California has apparently figured out the answer — or at least decided to pretend it has. Under new DMV regulations, law enforcement officers can now issue traffic citations to autonomous vehicles. The policy shift arrives alongside another bombshell: driverless trucks will also be allowed on California roadways.

Let's start with the obvious. The ability to ticket a robot car is, on its face, completely reasonable. AVs operate on public roads, and if they violate traffic laws, there should be an enforcement mechanism. No argument there. The real question is whether this is genuine accountability or just regulatory theater designed to make Sacramento look like it has a handle on technology it barely understands.

Because here's the thing — Waymo and its competitors aren't racking up violations the way your average Uber driver blowing through a stop sign on Divisadero is. The safety data on autonomous vehicles is remarkably strong, and San Franciscans know it firsthand. As one local resident put it, "I choose Waymo every time. I think it's a lot safer beyond the driving aspect. I never liked getting in a car with a stranger." Another SF resident was more blunt: "If you lived here you would understand why I prefer Waymo over human drivers."

So we're in a strange spot. The government is creating enforcement infrastructure for vehicles that, statistically, are among the safest on the road — while human drivers continue to terrorize pedestrians on Market Street with impunity.
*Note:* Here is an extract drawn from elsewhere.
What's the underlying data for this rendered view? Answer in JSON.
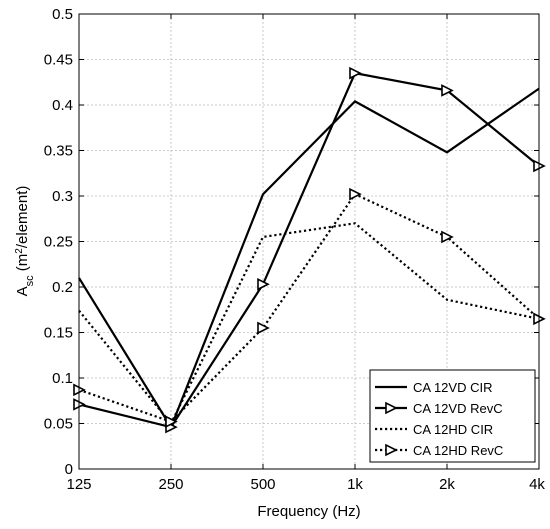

The driverless truck provision is where things get genuinely interesting, and potentially transformative. If autonomous trucking scales in California, we're talking about massive implications for the supply chain, labor markets, and highway safety. That deserves its own serious policy conversation, not a footnote buried under a headline about robot speeding tickets.

Our take? Accountability for AV companies is fine. But let's not confuse ticketing algorithms with solving actual road safety problems. If Sacramento spent half as much energy enforcing traffic laws against human drivers as it does regulating the robots, our streets would be a lot safer.